Monseñor Osoro celebra
dos años de adoración perpetua en la parroquia Beata Ana María Mogas
«Algunas tardes no se
cabe. Y los más comprometidos son los voluntarios de Cáritas»
Cuando la parroquia
Beata Ana María Mogas se embarcó en poner en marcha una capilla de adoración
perpetua, «teníamos mucho miedo sobre si podría salir adelante», confiesa el
padre Jorge González, su párroco. Este martes, monseñor Carlos Osoro celebrará
su segundo aniversario. «Lo más grande que tiene la parroquia es la capilla de
la adoración. Y digo más: creo que de las cosas más grandes que he promovido en
mi vida de sacerdote es esta capilla»
¿Cómo vive la parroquia
este segundo aniversario de la capilla?
Lo estamos viviendo con
una mezcla de mucho alegría e incredulidad. cuando empezamos, teníamos mucho
miedo sobre si podría salir adelante. El día que el cardenal Rouco vino a
inaugurarla, recuerdo que mi saludo fue: «Tengo mucho miedo. Tenemos la
impresión de que le hemos pedido mucho a Dios para la parroquia». Pero Él lo
quiso. Ha salido adelante con mucha oración, con mucho sacrificio de algunas
personas, con mucha dedicación… pero con más facilidad de lo que había
imaginado.
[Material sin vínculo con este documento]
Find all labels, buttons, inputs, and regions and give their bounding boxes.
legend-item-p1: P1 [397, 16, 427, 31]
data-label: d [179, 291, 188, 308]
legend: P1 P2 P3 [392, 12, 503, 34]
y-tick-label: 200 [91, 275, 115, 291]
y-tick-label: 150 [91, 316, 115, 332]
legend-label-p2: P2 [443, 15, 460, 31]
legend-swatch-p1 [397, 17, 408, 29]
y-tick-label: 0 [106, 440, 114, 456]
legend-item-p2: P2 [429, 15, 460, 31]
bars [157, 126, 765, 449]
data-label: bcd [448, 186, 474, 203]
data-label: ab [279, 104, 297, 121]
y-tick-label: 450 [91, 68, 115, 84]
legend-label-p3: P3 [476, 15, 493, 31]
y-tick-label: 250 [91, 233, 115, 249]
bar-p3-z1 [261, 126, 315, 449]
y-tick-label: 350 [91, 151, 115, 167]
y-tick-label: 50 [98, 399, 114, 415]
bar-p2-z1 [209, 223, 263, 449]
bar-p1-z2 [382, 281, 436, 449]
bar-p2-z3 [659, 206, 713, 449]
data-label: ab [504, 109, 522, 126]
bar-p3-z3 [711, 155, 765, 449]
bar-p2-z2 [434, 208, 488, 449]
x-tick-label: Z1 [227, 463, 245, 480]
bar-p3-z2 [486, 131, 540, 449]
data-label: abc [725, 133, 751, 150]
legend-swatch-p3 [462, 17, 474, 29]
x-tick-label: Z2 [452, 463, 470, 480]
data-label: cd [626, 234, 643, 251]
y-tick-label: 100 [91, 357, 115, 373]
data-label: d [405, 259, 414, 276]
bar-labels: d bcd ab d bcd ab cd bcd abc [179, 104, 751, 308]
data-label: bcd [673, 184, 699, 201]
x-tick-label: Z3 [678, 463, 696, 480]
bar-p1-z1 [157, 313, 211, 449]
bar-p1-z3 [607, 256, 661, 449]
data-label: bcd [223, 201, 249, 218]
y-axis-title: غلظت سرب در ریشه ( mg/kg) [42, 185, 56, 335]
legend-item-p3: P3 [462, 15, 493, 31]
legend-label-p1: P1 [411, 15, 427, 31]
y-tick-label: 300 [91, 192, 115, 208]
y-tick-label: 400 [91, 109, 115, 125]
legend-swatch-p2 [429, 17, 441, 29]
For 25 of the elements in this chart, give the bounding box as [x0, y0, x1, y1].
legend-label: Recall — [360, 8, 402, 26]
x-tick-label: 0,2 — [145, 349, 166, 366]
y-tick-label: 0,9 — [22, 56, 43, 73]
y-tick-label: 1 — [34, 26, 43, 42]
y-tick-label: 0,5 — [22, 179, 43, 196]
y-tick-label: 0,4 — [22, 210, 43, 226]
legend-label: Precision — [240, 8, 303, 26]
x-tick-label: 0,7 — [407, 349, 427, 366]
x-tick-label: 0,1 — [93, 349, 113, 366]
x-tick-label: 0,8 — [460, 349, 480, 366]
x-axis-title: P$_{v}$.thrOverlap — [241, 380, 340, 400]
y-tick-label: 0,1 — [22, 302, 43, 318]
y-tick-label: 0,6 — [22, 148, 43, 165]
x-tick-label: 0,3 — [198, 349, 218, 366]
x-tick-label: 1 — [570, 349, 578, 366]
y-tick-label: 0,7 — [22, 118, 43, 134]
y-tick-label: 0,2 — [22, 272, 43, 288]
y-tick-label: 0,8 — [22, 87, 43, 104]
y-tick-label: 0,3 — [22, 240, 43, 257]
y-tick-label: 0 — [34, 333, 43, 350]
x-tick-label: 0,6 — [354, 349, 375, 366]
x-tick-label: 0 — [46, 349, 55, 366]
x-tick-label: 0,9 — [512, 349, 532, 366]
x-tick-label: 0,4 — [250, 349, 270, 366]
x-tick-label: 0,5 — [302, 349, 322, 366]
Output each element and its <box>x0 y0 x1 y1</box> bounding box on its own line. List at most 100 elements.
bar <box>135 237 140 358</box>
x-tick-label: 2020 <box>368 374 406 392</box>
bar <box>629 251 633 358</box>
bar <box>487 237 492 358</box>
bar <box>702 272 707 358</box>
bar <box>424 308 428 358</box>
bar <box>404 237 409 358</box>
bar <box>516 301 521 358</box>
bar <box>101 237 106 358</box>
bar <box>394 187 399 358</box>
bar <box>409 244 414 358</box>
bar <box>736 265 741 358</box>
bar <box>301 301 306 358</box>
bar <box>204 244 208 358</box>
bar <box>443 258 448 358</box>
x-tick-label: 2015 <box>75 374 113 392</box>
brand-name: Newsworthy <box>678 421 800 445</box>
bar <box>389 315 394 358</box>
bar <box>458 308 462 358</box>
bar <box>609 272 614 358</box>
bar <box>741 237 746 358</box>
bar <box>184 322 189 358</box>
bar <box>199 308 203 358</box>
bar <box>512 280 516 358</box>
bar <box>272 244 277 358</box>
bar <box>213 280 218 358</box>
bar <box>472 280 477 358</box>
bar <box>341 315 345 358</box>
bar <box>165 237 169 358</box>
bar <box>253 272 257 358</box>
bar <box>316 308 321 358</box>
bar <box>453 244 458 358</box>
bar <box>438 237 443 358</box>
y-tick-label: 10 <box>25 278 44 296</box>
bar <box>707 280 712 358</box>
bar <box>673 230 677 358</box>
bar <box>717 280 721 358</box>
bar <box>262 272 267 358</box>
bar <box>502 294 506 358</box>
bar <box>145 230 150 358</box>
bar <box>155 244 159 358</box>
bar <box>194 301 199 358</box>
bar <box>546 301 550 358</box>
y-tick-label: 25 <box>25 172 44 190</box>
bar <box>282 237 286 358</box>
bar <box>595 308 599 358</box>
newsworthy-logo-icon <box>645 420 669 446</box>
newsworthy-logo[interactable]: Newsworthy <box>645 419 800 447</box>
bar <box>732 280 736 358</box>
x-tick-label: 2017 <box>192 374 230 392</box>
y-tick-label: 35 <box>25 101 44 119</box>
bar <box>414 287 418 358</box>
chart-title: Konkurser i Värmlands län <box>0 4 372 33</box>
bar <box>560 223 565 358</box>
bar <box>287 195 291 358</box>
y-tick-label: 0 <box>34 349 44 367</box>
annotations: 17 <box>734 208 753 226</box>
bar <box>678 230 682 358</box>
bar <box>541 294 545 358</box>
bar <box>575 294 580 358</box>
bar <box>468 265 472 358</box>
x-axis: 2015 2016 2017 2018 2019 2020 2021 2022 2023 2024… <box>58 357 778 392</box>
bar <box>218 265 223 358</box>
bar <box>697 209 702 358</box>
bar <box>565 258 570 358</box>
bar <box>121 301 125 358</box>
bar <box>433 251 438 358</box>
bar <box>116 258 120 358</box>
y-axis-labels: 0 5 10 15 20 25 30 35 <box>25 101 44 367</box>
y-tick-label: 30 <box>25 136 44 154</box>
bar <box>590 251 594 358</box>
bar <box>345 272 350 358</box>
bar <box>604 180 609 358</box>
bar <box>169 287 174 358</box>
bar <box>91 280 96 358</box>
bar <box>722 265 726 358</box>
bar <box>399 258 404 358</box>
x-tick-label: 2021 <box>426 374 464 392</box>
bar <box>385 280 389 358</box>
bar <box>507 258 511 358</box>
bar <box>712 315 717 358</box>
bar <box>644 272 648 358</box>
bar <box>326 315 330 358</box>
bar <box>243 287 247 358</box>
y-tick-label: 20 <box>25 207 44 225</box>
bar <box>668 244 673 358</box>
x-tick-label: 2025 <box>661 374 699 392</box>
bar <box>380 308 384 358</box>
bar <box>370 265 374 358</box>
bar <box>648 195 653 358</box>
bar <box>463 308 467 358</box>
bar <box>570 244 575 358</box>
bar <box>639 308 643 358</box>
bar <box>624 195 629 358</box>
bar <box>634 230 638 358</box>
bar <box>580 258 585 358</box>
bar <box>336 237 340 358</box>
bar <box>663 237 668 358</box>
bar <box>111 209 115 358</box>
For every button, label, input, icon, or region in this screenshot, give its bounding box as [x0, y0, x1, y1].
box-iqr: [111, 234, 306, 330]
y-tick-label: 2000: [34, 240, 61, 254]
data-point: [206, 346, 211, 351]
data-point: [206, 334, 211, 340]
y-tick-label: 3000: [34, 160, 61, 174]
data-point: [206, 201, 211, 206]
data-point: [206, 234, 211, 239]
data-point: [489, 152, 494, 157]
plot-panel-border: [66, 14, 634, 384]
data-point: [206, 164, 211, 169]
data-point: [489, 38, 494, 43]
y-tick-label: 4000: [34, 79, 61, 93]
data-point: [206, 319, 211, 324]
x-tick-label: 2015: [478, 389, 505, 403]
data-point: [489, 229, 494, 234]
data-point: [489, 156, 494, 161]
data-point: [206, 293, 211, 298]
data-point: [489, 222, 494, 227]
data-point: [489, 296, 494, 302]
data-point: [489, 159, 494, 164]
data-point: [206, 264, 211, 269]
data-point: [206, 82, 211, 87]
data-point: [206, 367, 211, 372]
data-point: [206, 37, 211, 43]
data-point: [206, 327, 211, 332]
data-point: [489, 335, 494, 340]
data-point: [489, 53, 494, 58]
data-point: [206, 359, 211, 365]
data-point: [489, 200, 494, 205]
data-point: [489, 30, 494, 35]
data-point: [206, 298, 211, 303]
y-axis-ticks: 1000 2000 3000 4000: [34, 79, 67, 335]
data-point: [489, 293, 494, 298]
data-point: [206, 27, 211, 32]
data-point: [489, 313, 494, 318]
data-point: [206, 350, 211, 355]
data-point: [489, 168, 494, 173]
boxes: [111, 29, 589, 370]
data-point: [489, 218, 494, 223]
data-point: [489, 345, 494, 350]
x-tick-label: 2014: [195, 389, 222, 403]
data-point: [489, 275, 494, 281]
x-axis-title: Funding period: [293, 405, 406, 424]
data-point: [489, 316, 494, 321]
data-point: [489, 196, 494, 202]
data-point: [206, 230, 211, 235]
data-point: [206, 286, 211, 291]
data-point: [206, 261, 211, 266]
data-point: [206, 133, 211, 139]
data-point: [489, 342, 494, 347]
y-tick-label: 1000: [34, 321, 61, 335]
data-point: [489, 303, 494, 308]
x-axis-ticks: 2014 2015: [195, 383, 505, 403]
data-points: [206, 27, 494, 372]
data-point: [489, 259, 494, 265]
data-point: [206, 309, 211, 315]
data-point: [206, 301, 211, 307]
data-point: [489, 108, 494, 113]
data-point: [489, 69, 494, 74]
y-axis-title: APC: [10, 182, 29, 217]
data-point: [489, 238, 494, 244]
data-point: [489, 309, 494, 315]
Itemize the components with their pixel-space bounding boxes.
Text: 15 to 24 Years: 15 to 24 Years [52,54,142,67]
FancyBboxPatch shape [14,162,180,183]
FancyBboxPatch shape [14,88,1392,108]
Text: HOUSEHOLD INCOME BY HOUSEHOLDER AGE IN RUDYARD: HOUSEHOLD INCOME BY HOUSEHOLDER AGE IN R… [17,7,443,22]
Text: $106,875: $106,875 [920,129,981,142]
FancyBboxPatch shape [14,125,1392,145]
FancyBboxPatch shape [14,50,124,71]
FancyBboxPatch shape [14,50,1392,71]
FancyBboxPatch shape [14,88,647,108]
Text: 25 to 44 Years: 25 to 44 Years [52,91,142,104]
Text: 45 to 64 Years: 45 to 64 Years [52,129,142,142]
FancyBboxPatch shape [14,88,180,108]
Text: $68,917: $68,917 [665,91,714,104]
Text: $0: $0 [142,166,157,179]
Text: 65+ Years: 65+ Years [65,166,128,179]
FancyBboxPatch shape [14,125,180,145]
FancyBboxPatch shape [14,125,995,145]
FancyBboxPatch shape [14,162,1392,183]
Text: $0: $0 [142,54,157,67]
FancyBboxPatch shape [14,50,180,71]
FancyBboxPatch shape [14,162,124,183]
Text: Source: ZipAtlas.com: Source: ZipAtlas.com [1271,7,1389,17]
Siendo sinceros, creía que iba a funcionar a base de que algunos nos
pegáramos palizas en la capilla. Al final, ha sido todo mucho más sencillo, y
con mucho fruto.
¿En qué se ha notado
ese fruto?
En primer lugar, ha
habido frutos personales. Yo y otros compañeros sacerdotes hemos escuchado
confesiones impactantes de personas que habían estado en la capilla. También la
parroquia es distinta: hay un ambiente distinto de fraternidad, mucha más
comunión y hondura… Se está transformando. Yo le noto otra fuerza, otra vida,
otra forma de hacer las cosas. Se nota en la caridad, en los catequistas.
Tenemos que comprender que una parroquia en la que hay 200 o 300 personas que
se pasan una hora a la semana delante del Señor, y gente que viene constantemente
a rezar ante el Santísimo, tiene que ser distinta.